Lipid disposal routes:
- Lipid oxidation
- Beta oxidation – occurs in mitochondria in liver cells (lipids undergo oxidation to generate ATP to use as a fuel source)
- In people with MASLD – levels of oxidation increase (to try and buffer the increased lipid availability to oxidise as much as possible to maintain normal levels). In people with MASLD it is increased to an inadequate extent and net gain of lipids occurs
- 2 key reasons for this:
1) Reactive oxygen species that are generated as part of the beta-oxidation process. These can cause oxidative stress within the liver meaning that oxidation is not as efficient.
2) By-product of de novo lipogenesis pathway called Malonyl-CoA, which is a direct inhibitor of lipid oxidation. - Export of lipids bound to VLDL cholesterol – the liver can take the stored triglyceride and package it up bound to VLDL cholesterol molecules and export it from the liver. Harmful side effect = accumulation of VLDL cholesterol in our circulation which is a key contributor to the build of atherosclerotic plaques.

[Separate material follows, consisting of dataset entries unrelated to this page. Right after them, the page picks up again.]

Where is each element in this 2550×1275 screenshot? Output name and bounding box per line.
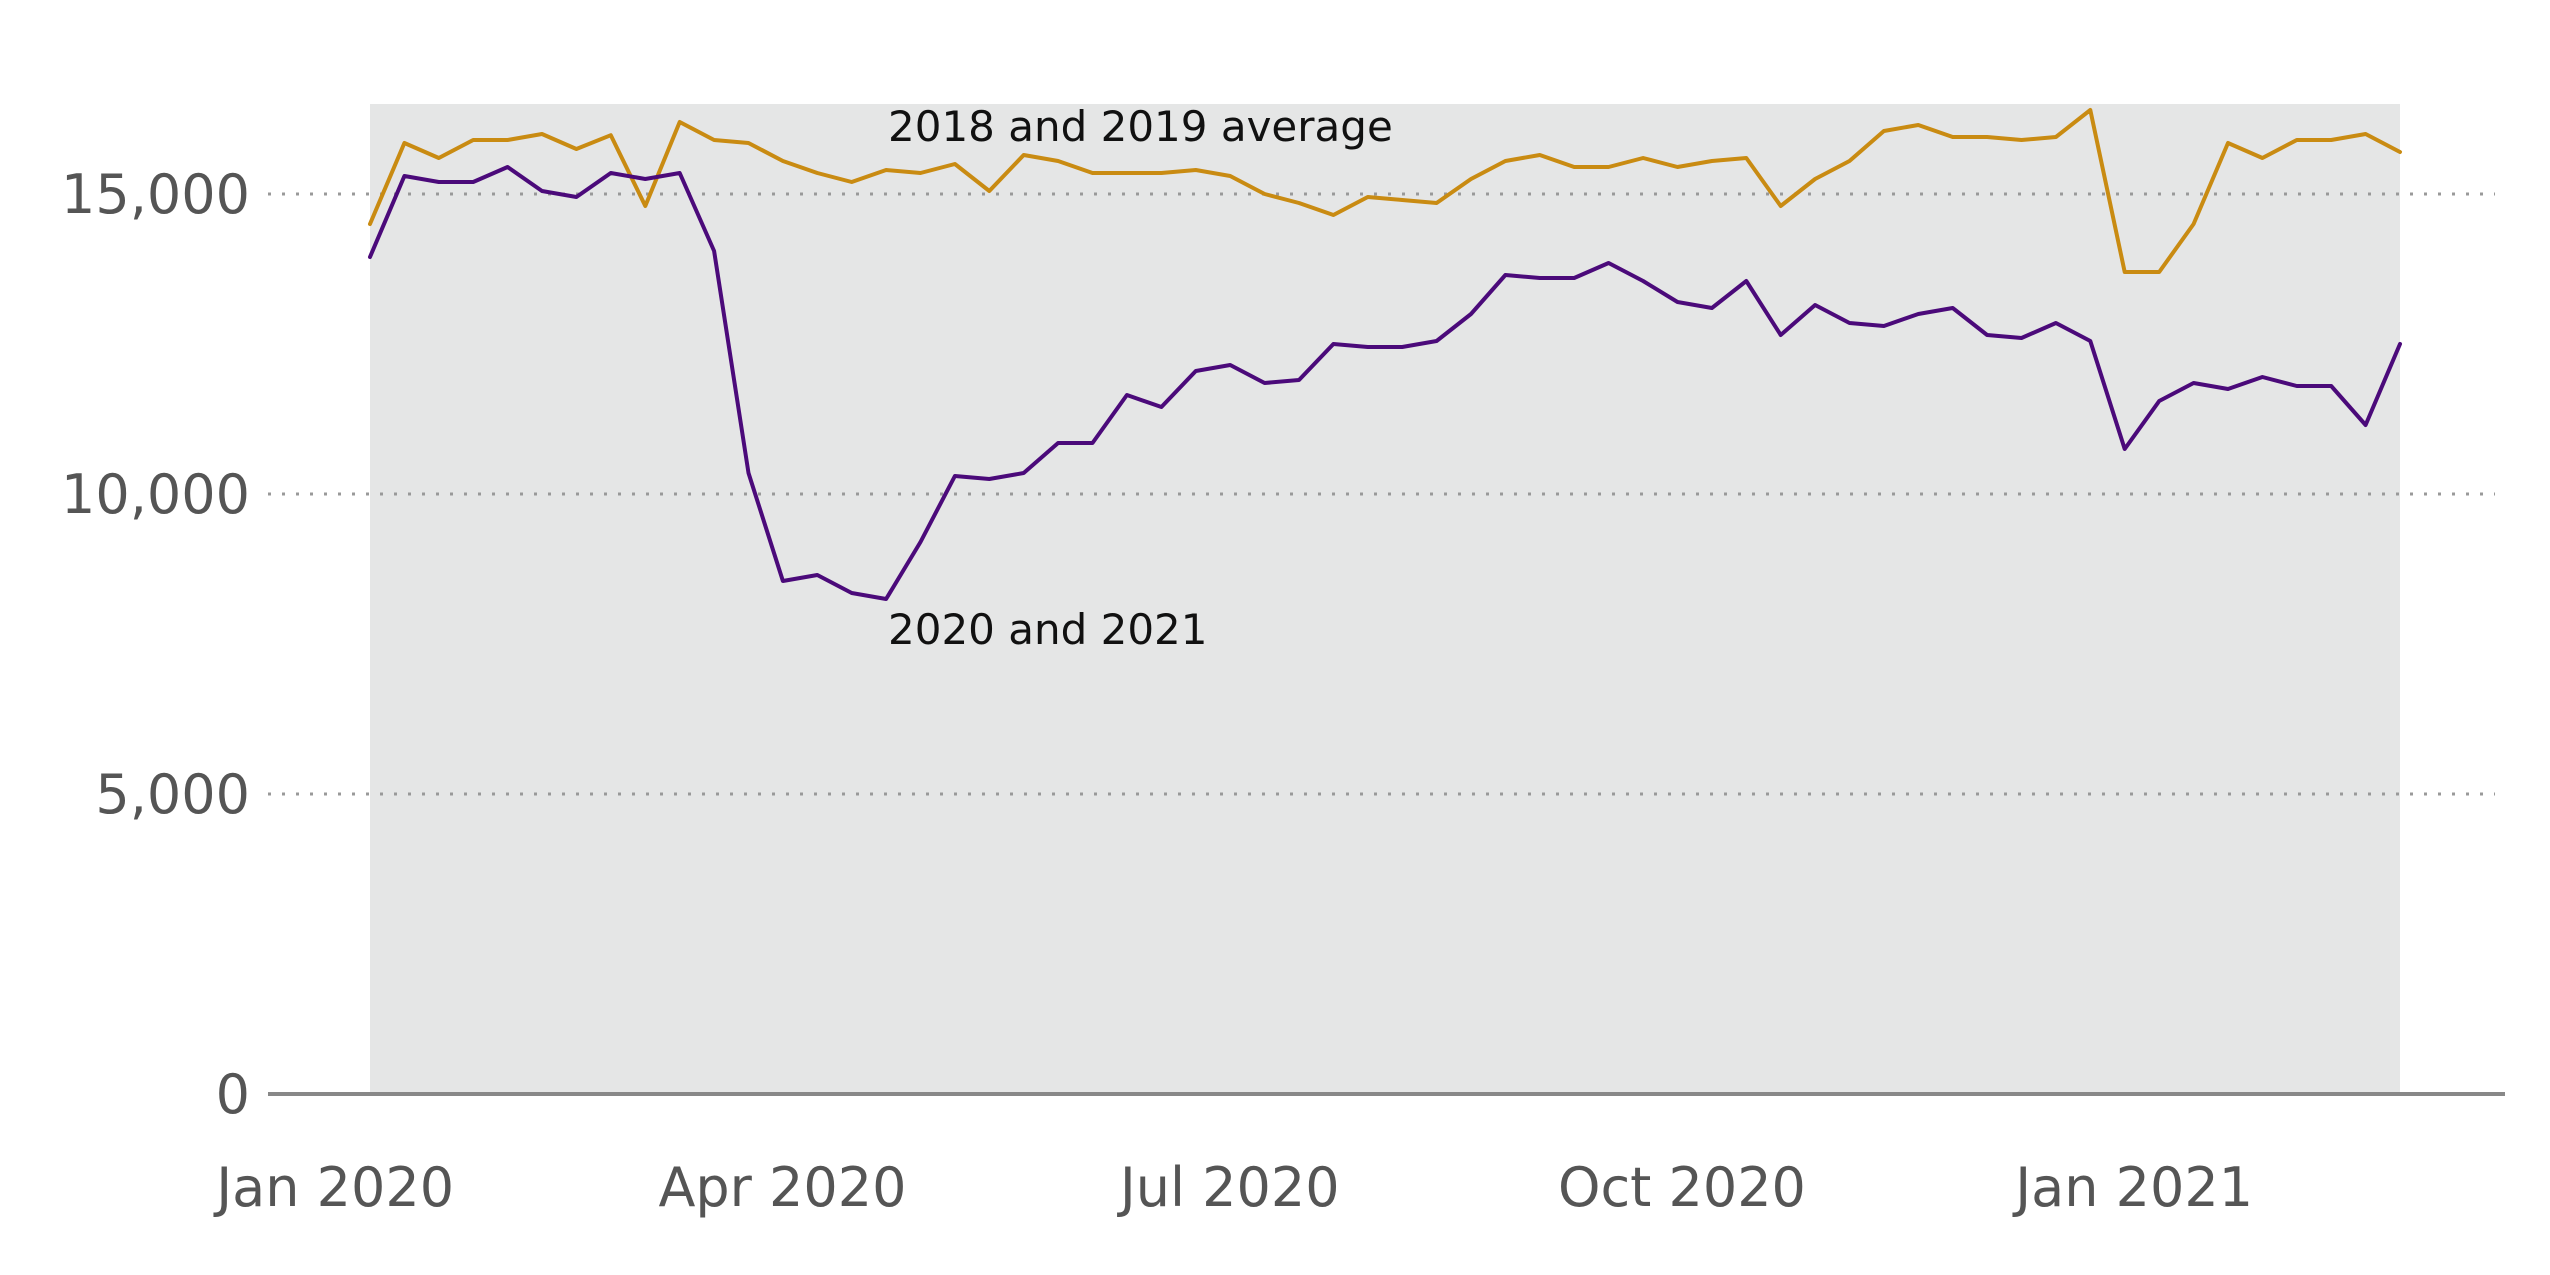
series-annotation: 2018 and 2019 average [888,102,1393,151]
y-axis-tick-labels: 0 5,000 10,000 15,000 [61,163,250,1126]
series-line-average-2018-2019 [368,108,2402,274]
y-tick-label: 10,000 [61,463,250,526]
x-tick-label: Jan 2020 [213,1156,454,1219]
plot-area-shading [370,104,2400,1094]
x-tick-label: Jan 2021 [2012,1156,2253,1219]
y-tick-label: 5,000 [95,763,250,826]
series-lines [368,108,2402,601]
x-tick-label: Apr 2020 [658,1156,906,1219]
x-axis-tick-labels: Jan 2020 Apr 2020 Jul 2020 Oct 2020 Jan 2021 [213,1156,2253,1219]
series-line-2020-2021 [368,165,2402,601]
series-annotation: 2020 and 2021 [888,605,1208,654]
series-annotations: 2018 and 2019 average 2020 and 2021 [888,102,1393,654]
y-tick-label: 0 [216,1063,250,1126]
x-tick-label: Jul 2020 [1117,1156,1340,1219]
gridlines [268,192,2505,1096]
x-tick-label: Oct 2020 [1558,1156,1806,1219]
plot-background [370,104,2400,1094]
y-tick-label: 15,000 [61,163,250,226]
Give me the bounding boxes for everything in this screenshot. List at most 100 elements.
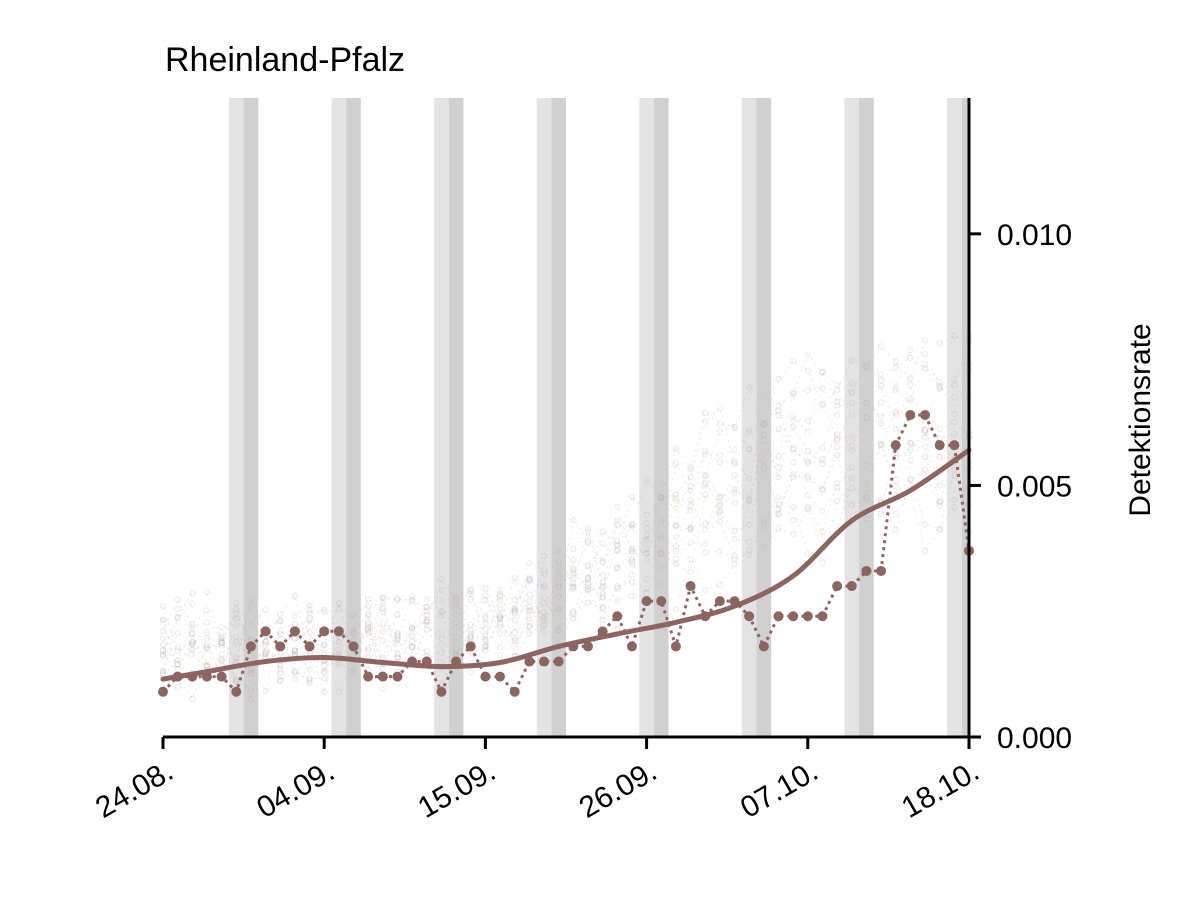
background-point: [584, 580, 592, 587]
background-point: [643, 585, 650, 592]
background-point: [731, 458, 738, 466]
background-point: [687, 525, 694, 532]
background-point: [628, 548, 636, 555]
background-point: [335, 638, 343, 646]
background-point: [819, 559, 826, 566]
background-point: [863, 493, 870, 501]
background-point: [716, 420, 724, 427]
background-point: [306, 606, 313, 614]
background-point: [321, 641, 328, 648]
background-point: [364, 626, 372, 634]
background-point: [467, 668, 474, 676]
background-point: [921, 443, 929, 451]
background-point: [364, 603, 372, 610]
background-point: [306, 666, 313, 673]
background-point: [745, 428, 753, 436]
background-point: [921, 426, 929, 434]
background-point: [306, 609, 313, 617]
background-point: [731, 471, 738, 479]
background-point: [350, 628, 357, 635]
background-point: [643, 550, 650, 557]
background-point: [599, 540, 606, 547]
background-point: [848, 464, 855, 471]
daily-point: [436, 686, 447, 697]
background-point: [936, 498, 943, 505]
background-point: [599, 584, 606, 591]
background-point: [863, 357, 870, 365]
daily-point: [685, 581, 696, 592]
background-point: [584, 587, 592, 594]
daily-point: [876, 565, 887, 576]
background-point: [306, 678, 313, 685]
background-point: [614, 537, 621, 545]
background-point: [350, 625, 357, 632]
background-point: [951, 375, 958, 383]
background-point: [218, 651, 225, 659]
background-point: [555, 627, 562, 634]
background-point: [394, 631, 401, 638]
x-tick-label: 24.08.: [90, 754, 179, 824]
background-point: [833, 436, 841, 444]
background-point: [877, 510, 885, 517]
background-point: [833, 443, 841, 451]
background-point: [423, 596, 430, 603]
background-point: [496, 616, 504, 623]
background-point: [760, 392, 768, 399]
background-point: [599, 557, 606, 565]
background-point: [511, 596, 518, 603]
background-point: [760, 437, 768, 445]
background-point: [321, 641, 328, 649]
background-point: [672, 491, 680, 498]
background-point: [658, 550, 665, 557]
background-point: [496, 630, 504, 637]
background-point: [203, 661, 211, 669]
background-point: [643, 575, 650, 582]
background-point: [452, 638, 460, 645]
background-point: [819, 369, 826, 376]
daily-point: [744, 611, 755, 622]
y-axis-label: Detektionsrate: [1124, 323, 1157, 516]
background-point: [658, 536, 665, 543]
background-point: [511, 641, 518, 648]
background-point: [687, 487, 694, 494]
background-point: [863, 479, 870, 487]
background-point: [819, 444, 826, 452]
background-point: [687, 568, 694, 575]
background-point: [482, 647, 489, 654]
daily-point: [304, 641, 315, 652]
background-point: [745, 521, 753, 528]
background-point: [716, 501, 724, 509]
daily-point: [333, 626, 344, 637]
background-point: [247, 670, 255, 677]
background-point: [306, 675, 313, 682]
background-point: [614, 547, 621, 554]
background-point: [672, 497, 680, 504]
background-point: [702, 409, 709, 416]
background-point: [570, 585, 577, 593]
background-point: [599, 559, 606, 566]
background-point: [702, 491, 709, 498]
background-point: [760, 421, 768, 429]
background-point: [702, 526, 709, 533]
background-point: [584, 525, 592, 533]
background-point: [731, 424, 738, 431]
saturday-band: [947, 98, 962, 737]
background-point: [804, 458, 812, 465]
background-point: [687, 502, 694, 510]
background-point: [496, 597, 504, 604]
background-point: [203, 662, 211, 669]
background-point: [951, 496, 958, 503]
background-point: [203, 589, 211, 596]
daily-point: [392, 671, 403, 682]
background-point: [877, 419, 885, 427]
background-point: [672, 445, 680, 452]
background-point: [731, 486, 738, 493]
background-point: [526, 606, 533, 614]
background-point: [936, 425, 943, 432]
background-point: [321, 662, 328, 669]
background-point: [379, 594, 387, 601]
background-point: [672, 534, 680, 541]
background-point: [614, 503, 621, 510]
daily-point: [714, 596, 725, 607]
background-point: [951, 410, 958, 418]
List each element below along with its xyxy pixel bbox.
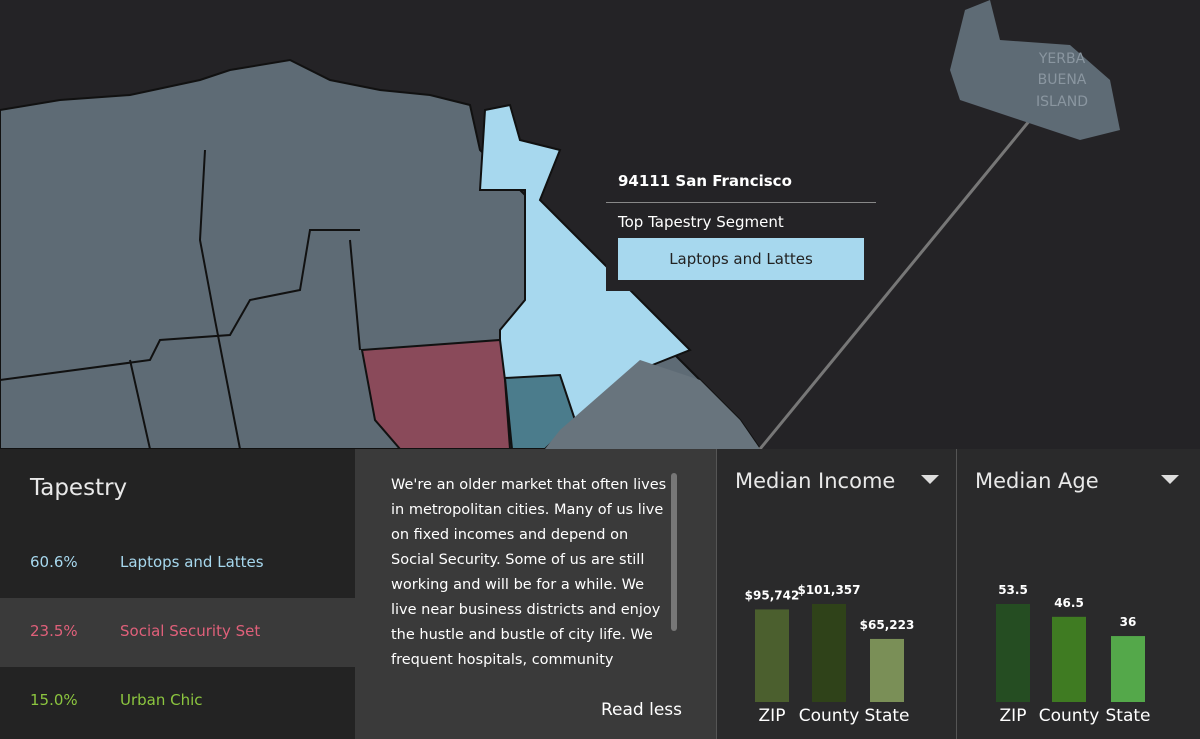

Lifestyle modification guidelines for management of MASLD:
- Best Practice Advice 2: Among patients with MASH, weight loss of 5% or greater of total body weight can reduce hepatic steatosis, weight loss of 7% or greater can lead to NASH resolution and weight loss of 10% or greater can result in fibrosis regression or stability. Take home message = at least 5% body weight loss is required for a reduction in liver fat. The more is better…
- Best Practice Advice 7: Regular physical activity should be considered for patients with MASLD, with a target of 150-300 minutes of moderate-intensity or 75-150 minutes of vigorous-intensity aerobic exercise per week. Need to meet or exceed current PA guidelines in the UK
- Resistance training exercise can be complementary to aerobic exercise and can have independent effects on MASLD.